Ilustração: Orlando Maver / Henrique Pita

Células-tronco abrem novas perspectivas para a medicina

NILZA BELLINI

Parece quimera, mas não é. A medicina promete a cura de doenças graves, muitas delas fatais, para daqui a bem pouco tempo. Essa conquista será possível graças aos avanços da engenharia genética, que desenvolve pesquisas com as chamadas células-tronco embrionárias – as primeiras a se multiplicar quando um óvulo é fecundado por um espermatozóide. Embora também seja possível extrair células-tronco de organismos adultos e do cordão umbilical, seu potencial terapêutico, neste caso, é restrito, pois elas teriam eficácia apenas no tratamento de poucos e específicos tipos de doença. Isso porque, segundo os cientistas, somente as células-tronco presentes em embriões são totipotentes, o que significa que podem gerar qualquer tecido do organismo, seja de ossos, do cérebro, do fígado, do pâncreas ou do coração.

Se os experimentos em andamento derem bons resultados, as terapias deles decorrentes poderão representar a salvação de milhões de pessoas. Porém, a utilização dessa tecnologia revolucionária pode ser restringida no Brasil, uma vez que o parágrafo II do artigo 5º do substitutivo da Lei de Biossegurança (projeto de lei nº 2.401), que tramita no Senado e deve ser aprovado em regime de urgência, não só proíbe a manipulação por engenharia genética de células humanas extraídas de embriões como criminaliza esse ato. O artigo 32 estabelece que os cientistas que infringirem essa determinação estarão sujeitos a penas de detenção que podem variar de dois a cinco anos – comparáveis às impostas a criminosos que ferem gravemente suas vítimas.

Experiências com células-tronco de embriões já vêm sendo desenvolvidas em vários países do mundo, e em nenhum deles se destinam à clonagem de pessoas, o grande pesadelo que a medicina celular provoca. "Talvez seja essa a origem de tanta resistência. Estão confundindo clonagem humana com terapia celular", diz a bióloga Mayana Zatz, do Centro de Estudos do Genoma Humano, da Universidade de São Paulo (USP).
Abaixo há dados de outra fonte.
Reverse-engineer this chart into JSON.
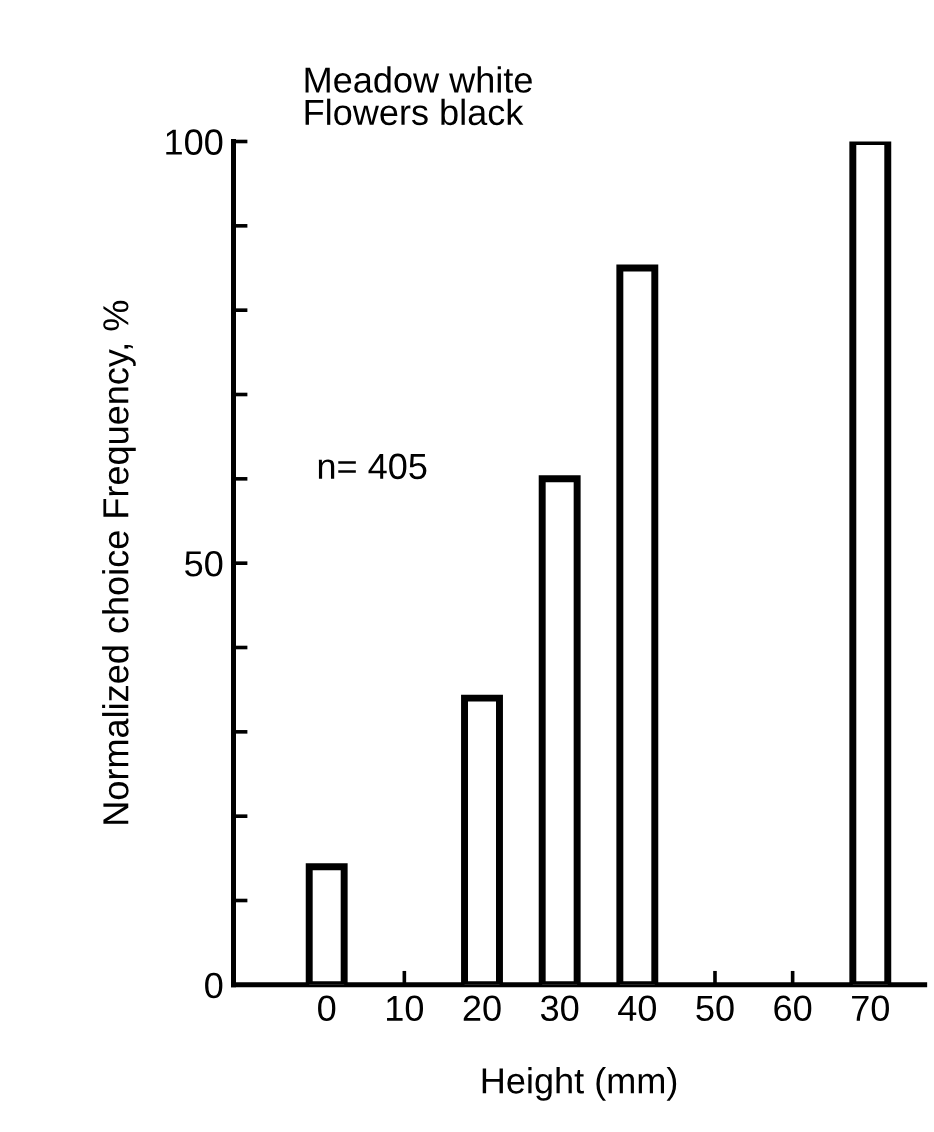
{
  "chart_data": {
    "type": "bar",
    "title": "Meadow white\nFlowers black",
    "xlabel": "Height (mm)",
    "ylabel": "Normalized choice Frequency, %",
    "categories": [
      "0",
      "10",
      "20",
      "30",
      "40",
      "50",
      "60",
      "70"
    ],
    "values": [
      14,
      null,
      34,
      60,
      85,
      null,
      null,
      100
    ],
    "color": "#ffffff",
    "ylim": [
      0,
      100
    ],
    "yticks": [
      0,
      {
        "value": 10,
        "label": null
      },
      {
        "value": 20,
        "label": null
      },
      {
        "value": 30,
        "label": null
      },
      {
        "value": 40,
        "label": null
      },
      50,
      {
        "value": 60,
        "label": null
      },
      {
        "value": 70,
        "label": null
      },
      {
        "value": 80,
        "label": null
      },
      {
        "value": 90,
        "label": null
      },
      100
    ],
    "annotations": [
      "n= 405"
    ],
    "grid": false
  }
}
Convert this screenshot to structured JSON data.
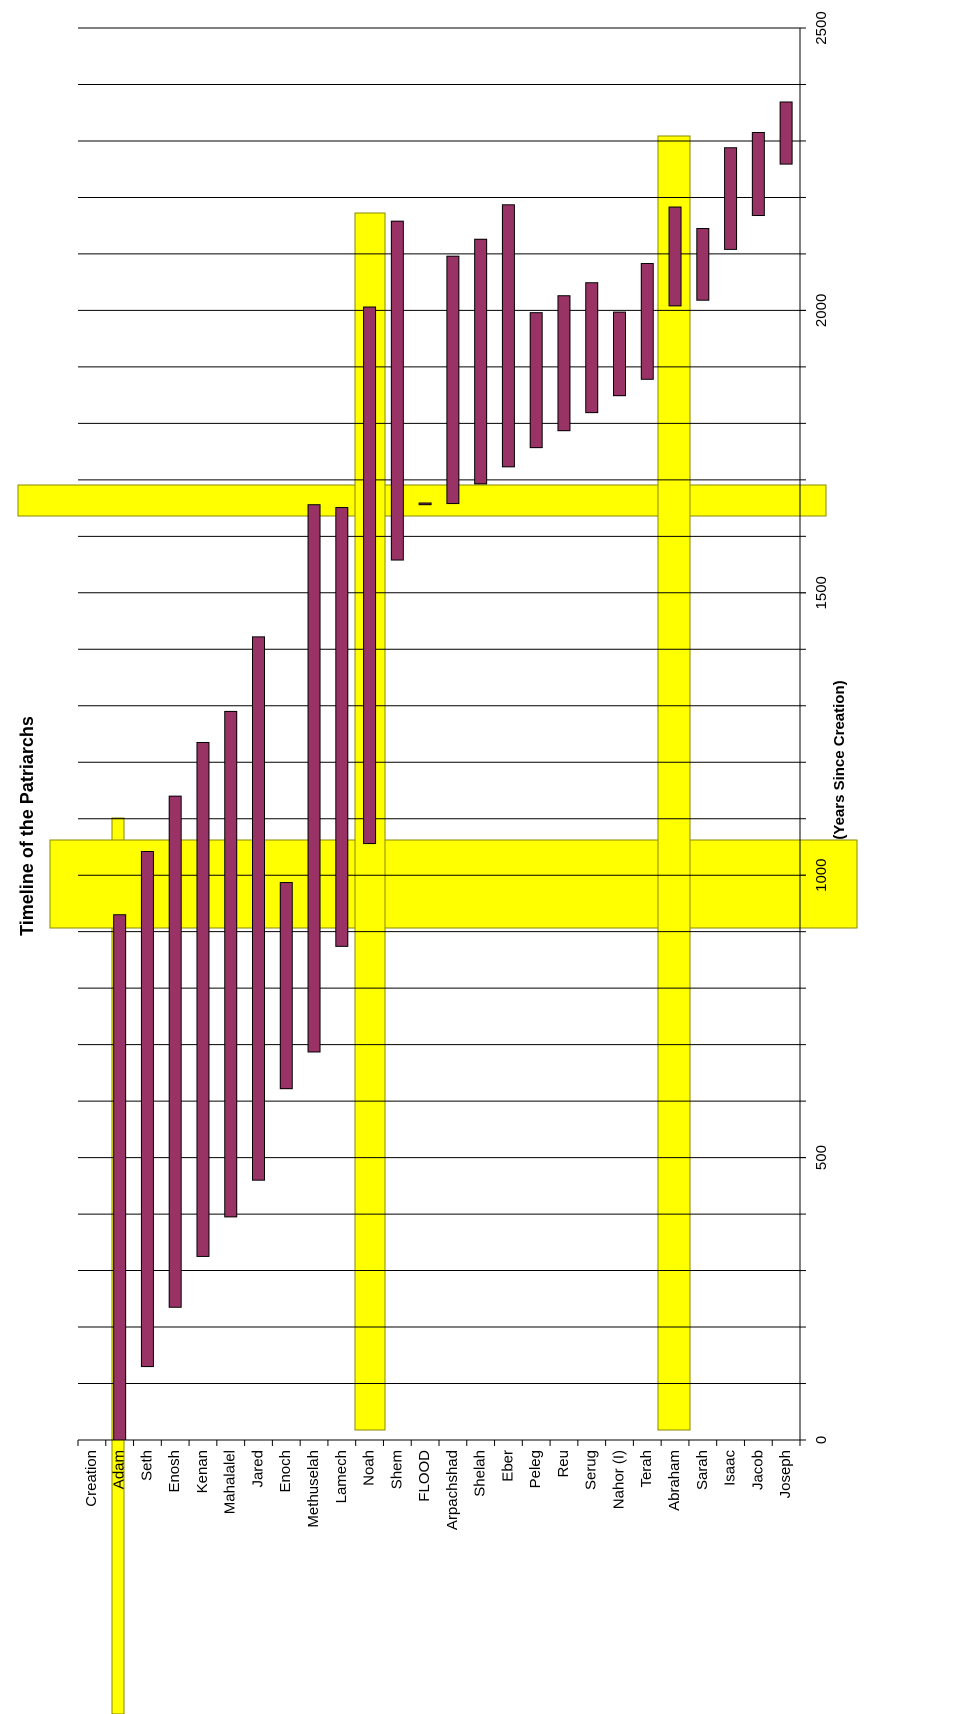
{
  "chart_data": {
    "type": "floating_bar",
    "title": "Timeline of the Patriarchs",
    "value_axis_title": "(Years Since Creation)",
    "categories": [
      "Creation",
      "Adam",
      "Seth",
      "Enosh",
      "Kenan",
      "Mahalalel",
      "Jared",
      "Enoch",
      "Methuselah",
      "Lamech",
      "Noah",
      "Shem",
      "FLOOD",
      "Arpachshad",
      "Shelah",
      "Eber",
      "Peleg",
      "Reu",
      "Serug",
      "Nahor (I)",
      "Terah",
      "Abraham",
      "Sarah",
      "Isaac",
      "Jacob",
      "Joseph"
    ],
    "starts": [
      null,
      0,
      130,
      235,
      325,
      395,
      460,
      622,
      687,
      874,
      1056,
      1558,
      1656,
      1658,
      1693,
      1723,
      1757,
      1787,
      1819,
      1849,
      1878,
      2008,
      2018,
      2108,
      2168,
      2259
    ],
    "ends": [
      null,
      930,
      1042,
      1140,
      1235,
      1290,
      1422,
      987,
      1656,
      1651,
      2006,
      2158,
      1659,
      2096,
      2126,
      2187,
      1996,
      2026,
      2049,
      1997,
      2083,
      2183,
      2145,
      2288,
      2315,
      2369
    ],
    "color": "#993366",
    "xlim": [
      0,
      2500
    ],
    "xticks": [
      0,
      500,
      1000,
      1500,
      2000,
      2500
    ],
    "grid_values": [
      100,
      200,
      300,
      400,
      500,
      600,
      700,
      800,
      900,
      1000,
      1100,
      1200,
      1300,
      1400,
      1500,
      1600,
      1700,
      1800,
      1900,
      2000,
      2100,
      2200,
      2300,
      2400,
      2500
    ],
    "grid": true
  }
}
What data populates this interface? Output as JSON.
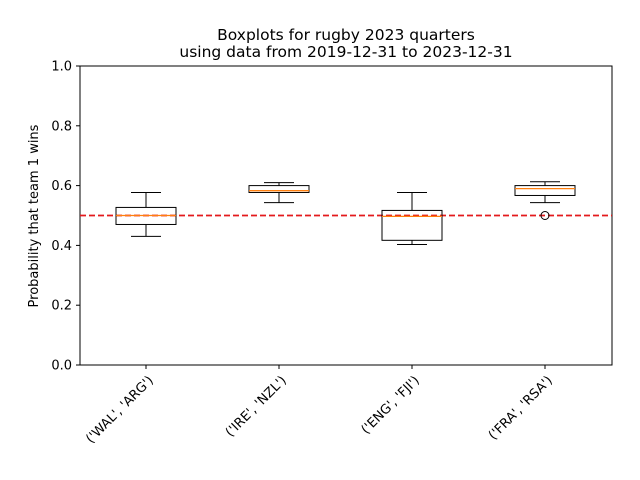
{
  "chart_data": {
    "type": "boxplot",
    "title": "Boxplots for rugby 2023 quarters",
    "subtitle": "using data from 2019-12-31 to 2023-12-31",
    "xlabel": "",
    "ylabel": "Probability that team 1 wins",
    "ylim": [
      0.0,
      1.0
    ],
    "yticks": [
      "0.0",
      "0.2",
      "0.4",
      "0.6",
      "0.8",
      "1.0"
    ],
    "categories": [
      "('WAL', 'ARG')",
      "('IRE', 'NZL')",
      "('ENG', 'FJI')",
      "('FRA', 'RSA')"
    ],
    "boxes": [
      {
        "whisker_low": 0.43,
        "q1": 0.47,
        "median": 0.5,
        "q3": 0.527,
        "whisker_high": 0.577,
        "outliers": []
      },
      {
        "whisker_low": 0.543,
        "q1": 0.577,
        "median": 0.583,
        "q3": 0.6,
        "whisker_high": 0.61,
        "outliers": []
      },
      {
        "whisker_low": 0.403,
        "q1": 0.417,
        "median": 0.497,
        "q3": 0.517,
        "whisker_high": 0.577,
        "outliers": []
      },
      {
        "whisker_low": 0.543,
        "q1": 0.567,
        "median": 0.59,
        "q3": 0.6,
        "whisker_high": 0.613,
        "outliers": [
          0.5
        ]
      }
    ],
    "reference_line": {
      "y": 0.5,
      "style": "dashed",
      "color": "#e41a1c"
    },
    "colors": {
      "box": "#000000",
      "median": "#ff7f0e",
      "reference": "#e41a1c"
    },
    "grid": false,
    "legend": "none"
  }
}
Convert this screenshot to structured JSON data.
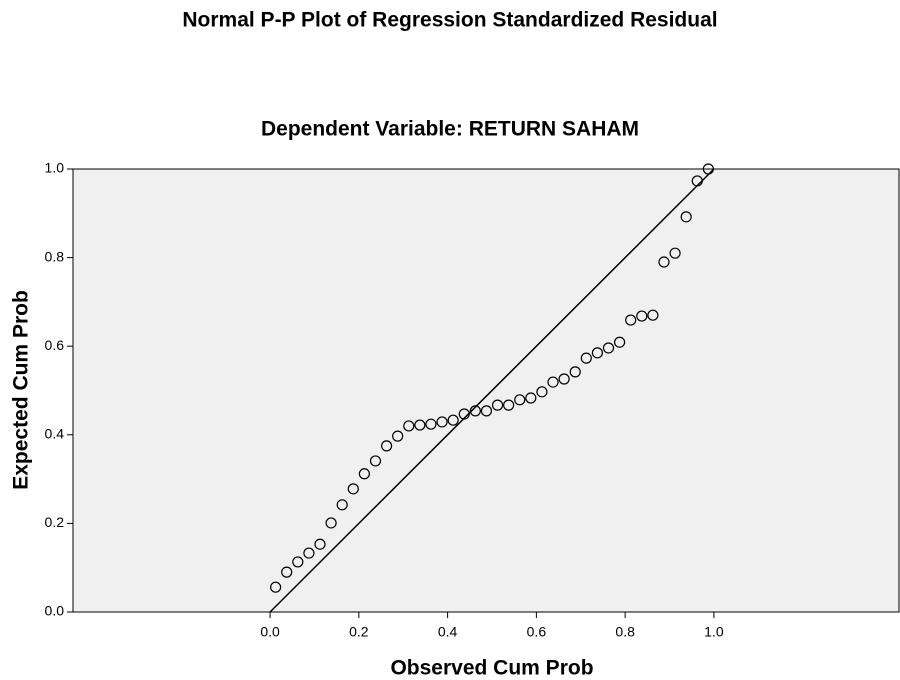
{
  "chart_data": {
    "type": "scatter",
    "title": "Normal P-P Plot of Regression Standardized Residual",
    "subtitle": "Dependent Variable: RETURN SAHAM",
    "x_label": "Observed Cum Prob",
    "y_label": "Expected Cum Prob",
    "x": [
      0.0125,
      0.0375,
      0.0625,
      0.0875,
      0.1125,
      0.1375,
      0.1625,
      0.1875,
      0.2125,
      0.2375,
      0.2625,
      0.2875,
      0.3125,
      0.3375,
      0.3625,
      0.3875,
      0.4125,
      0.4375,
      0.4625,
      0.4875,
      0.5125,
      0.5375,
      0.5625,
      0.5875,
      0.6125,
      0.6375,
      0.6625,
      0.6875,
      0.7125,
      0.7375,
      0.7625,
      0.7875,
      0.8125,
      0.8375,
      0.8625,
      0.8875,
      0.9125,
      0.9375,
      0.9625,
      0.9875
    ],
    "values": [
      0.056,
      0.09,
      0.113,
      0.133,
      0.153,
      0.201,
      0.242,
      0.278,
      0.312,
      0.341,
      0.375,
      0.397,
      0.42,
      0.422,
      0.424,
      0.429,
      0.433,
      0.447,
      0.454,
      0.454,
      0.467,
      0.467,
      0.479,
      0.483,
      0.497,
      0.519,
      0.526,
      0.542,
      0.573,
      0.585,
      0.596,
      0.609,
      0.659,
      0.668,
      0.67,
      0.79,
      0.81,
      0.892,
      0.973,
      1.0
    ],
    "color": "#000000",
    "xlim": [
      -0.444,
      1.417
    ],
    "ylim": [
      0,
      1
    ],
    "xticks": [
      {
        "value": 0,
        "label": "0.0"
      },
      {
        "value": 0.2,
        "label": "0.2"
      },
      {
        "value": 0.4,
        "label": "0.4"
      },
      {
        "value": 0.6,
        "label": "0.6"
      },
      {
        "value": 0.8,
        "label": "0.8"
      },
      {
        "value": 1,
        "label": "1.0"
      }
    ],
    "yticks": [
      {
        "value": 0,
        "label": "0.0"
      },
      {
        "value": 0.2,
        "label": "0.2"
      },
      {
        "value": 0.4,
        "label": "0.4"
      },
      {
        "value": 0.6,
        "label": "0.6"
      },
      {
        "value": 0.8,
        "label": "0.8"
      },
      {
        "value": 1,
        "label": "1.0"
      }
    ]
  }
}
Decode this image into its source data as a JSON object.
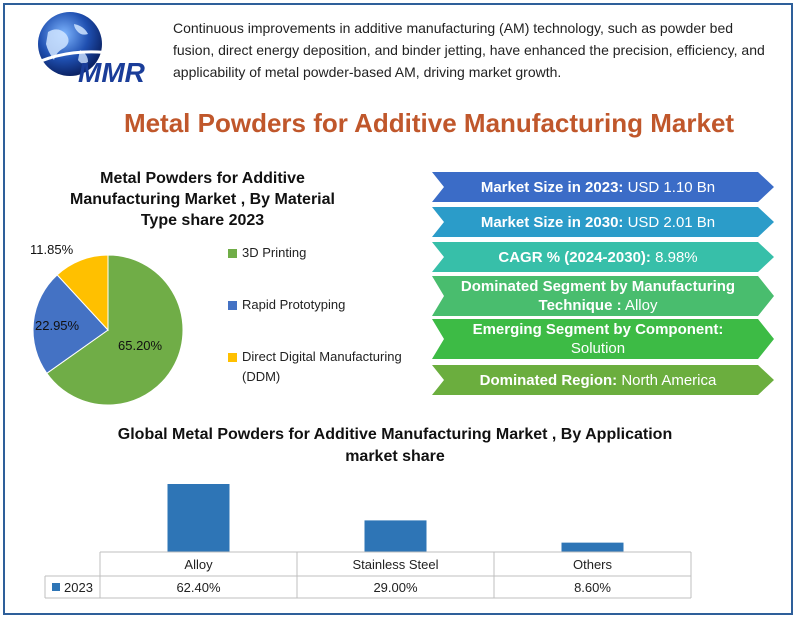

Professora titular de genética humana e médica, Mayana realiza pesquisas que têm como foco a degeneração muscular, cujas formas mais graves atingem crianças que, em muitos casos, nunca chegam a andar. "Para esses pacientes, a terapia com células-tronco constitui uma luz no fim do túnel", acrescenta ela.

Gênese

A teoria celular, na qual o trabalho dos cientistas se baseia, nasceu em 1839, quando o fisiologista alemão Theodor Schwann descobriu a capacidade de apenas uma célula gerar todo um organismo. Cerca de cem anos depois, embriologistas, como os alemães Hans Spermann e Jacques Loeb, começaram a decifrar os segredos das células-tronco a partir de embriões de sapos. Hoje se sabe que todos os 200 tipos celulares distintos, encontrados entre os aproximadamente 75 trilhões de células existentes em um ser humano adulto, derivam das células-tronco.

A chamada clonagem terapêutica, que tanta polêmica desperta, porque muitos acreditam que abre as portas para a clonagem humana, é uma outra forma de obter células-tronco. Indiferentes a toda a confusão que incendeia os noticiários pelo mundo afora, cientistas sul-coreanos anunciaram ter realizado com sucesso, no início deste ano, uma experiência de clonagem terapêutica, com o objetivo declarado de encontrar a cura para doenças neurodegenerativas, que matam os doentes antes que eles completem 20 anos de idade. Foram utilizados 242 óvulos, de 16 mulheres voluntárias, para o experimento, que resultou em 30 embriões, cópias genéticas exatas das doadoras. Depois de extraídas, as células-tronco se dividiram em três dos principais tecidos encontrados no corpo humano. Em seguida, foram transplantadas para camundongos a fim de verificar se poderiam se desenvolver em células ainda mais específicas, o que acabou se confirmando. Foi obtida, assim, a prova de sua totipotência.

Caminhos possíveis

No Brasil, onde as pesquisas são feitas com células extraídas do cordão umbilical, do sangue e da medula óssea, vários projetos vêm sendo desenvolvidos com vistas a obter a cura de alguns tipos de lesões. A equipe coordenada pelo cardiologista Hans Fernando Dohmann, do Hospital Pró-Cardíaco, do Rio de Janeiro, busca soluções para minimizar seqüelas resultantes de infarto a partir da injeção de células-tronco no músculo cardíaco. No Hospital das Clínicas da USP, a equipe coordenada por Tarcísio Pessoa de Barros Filho estuda a injeção de células-tronco com o objetivo de recuperar medulas lesadas devido a acidentes que resultaram em paraplegia ou tetraplegia.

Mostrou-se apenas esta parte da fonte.